思考力を問う大学入試国語:「教養としての大学受験国語」石原千秋

教養としての大学受験国語 (ちくま新書)

教養としての大学受験国語 (ちくま新書)

大学入試問題には、どの科目であっても、知識の詰め込みだけで解くことができない、思考力を問う問題が多いことはもっと知られてよいことだと思う。本書は国語の入試問題、特に評論に焦点をあてて、問題を解くために必要なことを端的に明らかにしている。それは、まさに「教養」というにふさわしい体系的な「思考の方法」である。国語に限らず大学入試の筆記問題はおおむね思考力を問う問題が多く、面接試験などしなくても筆記だけで適切公平に人材選抜ができるのである。むしろ面接試験は、面接者が気に入る特定の立ち居振る舞いをするような人材の選抜、おそらく出身階層固定的な選抜になってしまうだろう。

入試に出てくる評論では様々な現代の思想が語られている。本書は、入試問題から現代の思想の潮流を形作る様々なテーマをとりあげ、それぞれについて二項対立的な座標軸を設定し、その座標軸のうち自分はどこにいるのか常に考えてみよと説く。例えば、「自己」であれば、一方に「かけがえのない個別的なもの」という考え方があり、また一方には「自己とは他者である」(自己をかたちづくる価値観、人生観、感じ方は他者から学んだものである)という考え方がある。この二つの両極端を結ぶ座標軸上には「自己」と「他者」の関係をめぐる様々な考え方がありうるだろう。本書は、このような座標軸をできるだけ多く持つことが、国語入試問題を解くのに必要なだけでなく、現代を生きる社会人にとっても必要な教養であると言う。本書の例題を読むと、かなり手ごたえのある長文が出題されていて、慣れていないと内容を理解するのにも苦労する。この慣れというのが、本書で言うところの、多くの座標軸を持っておくことに対応するのだろう。

本書が対象とする入試問題は、バブル景気の記憶覚めやらぬ1990年代のものであり、この時代では、今日に比べればまだ日本は豊かであった。現代の日本社会が直面している課題は、十数年前に書かれた本書(2000年に初版)がよくとりあげている「近代批判」よりは、むしろ不景気や少子高齢化といった問題だろうと思う。本書でも「平成大不況」に言及したり、「パラサイト・シングル」という本を紹介するあたりでそうした問題の端緒がみられるが、まだ余裕がある感じだ。

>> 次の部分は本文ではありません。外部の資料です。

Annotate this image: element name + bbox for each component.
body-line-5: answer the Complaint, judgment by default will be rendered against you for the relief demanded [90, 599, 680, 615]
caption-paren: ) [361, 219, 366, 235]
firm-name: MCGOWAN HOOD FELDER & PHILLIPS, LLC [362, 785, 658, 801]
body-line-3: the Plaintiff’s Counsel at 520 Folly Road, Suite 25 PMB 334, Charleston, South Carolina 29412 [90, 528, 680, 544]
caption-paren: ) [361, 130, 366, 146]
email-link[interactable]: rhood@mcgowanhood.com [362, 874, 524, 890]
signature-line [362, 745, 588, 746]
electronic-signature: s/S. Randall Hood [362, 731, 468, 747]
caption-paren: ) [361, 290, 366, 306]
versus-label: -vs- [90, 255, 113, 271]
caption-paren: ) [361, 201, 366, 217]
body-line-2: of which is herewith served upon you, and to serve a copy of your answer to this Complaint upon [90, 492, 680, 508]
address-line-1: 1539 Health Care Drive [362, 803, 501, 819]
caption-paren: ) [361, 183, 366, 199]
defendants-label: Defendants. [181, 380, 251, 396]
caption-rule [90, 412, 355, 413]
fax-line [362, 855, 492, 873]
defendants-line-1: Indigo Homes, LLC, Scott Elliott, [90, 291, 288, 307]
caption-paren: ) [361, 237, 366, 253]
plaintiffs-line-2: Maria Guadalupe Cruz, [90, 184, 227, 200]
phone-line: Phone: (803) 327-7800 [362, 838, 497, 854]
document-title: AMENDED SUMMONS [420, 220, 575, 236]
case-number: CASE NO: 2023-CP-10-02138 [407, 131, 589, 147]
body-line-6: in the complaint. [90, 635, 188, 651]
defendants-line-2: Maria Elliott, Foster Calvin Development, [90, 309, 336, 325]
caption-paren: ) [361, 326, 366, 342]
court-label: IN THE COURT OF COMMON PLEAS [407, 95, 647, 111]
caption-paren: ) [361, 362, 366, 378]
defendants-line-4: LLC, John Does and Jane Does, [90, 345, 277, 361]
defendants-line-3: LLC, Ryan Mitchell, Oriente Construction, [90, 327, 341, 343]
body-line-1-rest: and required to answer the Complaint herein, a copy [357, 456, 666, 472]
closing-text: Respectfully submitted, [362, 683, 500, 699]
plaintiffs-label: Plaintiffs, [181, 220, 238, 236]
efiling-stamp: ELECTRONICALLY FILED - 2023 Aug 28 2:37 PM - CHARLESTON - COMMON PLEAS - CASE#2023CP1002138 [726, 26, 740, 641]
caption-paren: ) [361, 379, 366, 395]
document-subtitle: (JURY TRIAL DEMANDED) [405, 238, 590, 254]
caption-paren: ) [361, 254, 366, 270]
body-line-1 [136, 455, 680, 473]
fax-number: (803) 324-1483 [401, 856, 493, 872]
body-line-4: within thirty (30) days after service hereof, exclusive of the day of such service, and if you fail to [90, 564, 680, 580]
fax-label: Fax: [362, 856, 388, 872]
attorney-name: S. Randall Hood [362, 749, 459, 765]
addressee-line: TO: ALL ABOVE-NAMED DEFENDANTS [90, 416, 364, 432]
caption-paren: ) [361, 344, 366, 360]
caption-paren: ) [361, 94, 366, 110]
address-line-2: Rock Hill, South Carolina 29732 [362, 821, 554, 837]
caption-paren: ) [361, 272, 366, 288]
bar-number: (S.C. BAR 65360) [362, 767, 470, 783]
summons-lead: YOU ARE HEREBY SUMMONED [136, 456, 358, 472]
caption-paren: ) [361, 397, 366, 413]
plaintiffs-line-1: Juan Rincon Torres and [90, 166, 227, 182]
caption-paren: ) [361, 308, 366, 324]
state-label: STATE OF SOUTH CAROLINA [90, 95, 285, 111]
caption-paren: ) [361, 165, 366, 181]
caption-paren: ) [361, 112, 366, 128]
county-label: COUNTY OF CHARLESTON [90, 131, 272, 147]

二項対立的な座標軸を設定し、それに対する自分の立ち位置を確認する、という思考法は、本書が説くように大学受験生にとってだけでなく普通に役立つと思う。今日の自分の問題意識だと、財政再建プライマリーバランス<-->対名目GDP比、財政支出:公共事業・産業政策<-->給付金・直接雇用、金融政策:裁量的・予想不能<-->ルール適用・予想確定、といった座標軸がどうしても頭に浮かんでくる。本書がとりあげているような現代思想的なトピックがもはやなかなか浮かんでこないのは、現代の衰退した日本に生きる人間としてはやむを得ないことかもしれない。